Besides the sister had a special tutorial session today, which I attended. Since I didn't understand much of it, I worked on my artistic marginalia as well as on my information-technological notes, but it was still enlightening. It's a bit like pinning-the-tail-on-the-donkey, where a piece of solid comprehension is a tail, and its context remains vague.
Departing from the scientific realm, I went to a Greek class which never happened (more about that fiasco, perhaps, at another time) in the morning and in the evening went to Latin. I admit that I was inclined to wonder at Cornelius Nepos's writing style when he wrote with an atypical precision of detail that Hannibal had snakes gathered into clay jars. The detail that these snakes were live and poisonous was easy to interpret, but the attribute 'of clay' less so. I was also wondering why one would put snakes into jars when crates or baskets containing figs (or, depending which Grimm fairy tale ending one is reading, barrels or pits full or empty of simmering oil and presumably cellar-temperature toads) seem so much more common and intuitive. As it turns out, these jars were catapulted onto an enemy ship, and the clay must have been brittle enough to unleash them once they made their impact.
In this same battle Nepos also tells of a mean stroke of genius in which Hannibal wanted his ships to attack the enemy king's at once. The question was, whose ship was the king's? To find it out, he sent a messenger on a little boat wielding a letter, and the enemies duly guided this messenger to the king's ship so that the king might inspect what they presumed to be a peaceful overture.
On the U-Bahn on the way to the university that third time, two passengers were excitedly retelling the Italy-Spain match of the Euro Cup, including Italy's 3-5-2 formation and a spectacular foul.
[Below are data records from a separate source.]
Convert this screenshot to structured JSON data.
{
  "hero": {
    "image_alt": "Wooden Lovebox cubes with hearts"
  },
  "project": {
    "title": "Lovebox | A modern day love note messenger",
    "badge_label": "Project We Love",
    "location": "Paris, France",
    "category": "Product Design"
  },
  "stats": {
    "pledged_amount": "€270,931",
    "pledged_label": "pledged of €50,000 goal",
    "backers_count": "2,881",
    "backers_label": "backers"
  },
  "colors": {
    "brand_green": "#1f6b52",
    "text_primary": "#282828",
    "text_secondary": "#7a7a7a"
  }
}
On the way home, today's France-England match was apparently still taking place, so at the beer garden at Dahlem Dorf I caught a glimpse of the outdoor TV screen through the heavy leaf. Still exhausted from the World Cup two years ago, and inclined to curl into a protective ball at the revived notion of vuvuzelas, I have not been watching the 90-minute games. I have reduced them probably by half or more by reading the minute-by-minute reports on the Guardian, instead, and using my imagination. When Germany played Portugal, it was easy to determine the score based on the neighbourhood sound of firecrackers, etc., and divers triumphal tootery. I wouldn't recommend these oblique experiences for everyone but it is enough for me at present.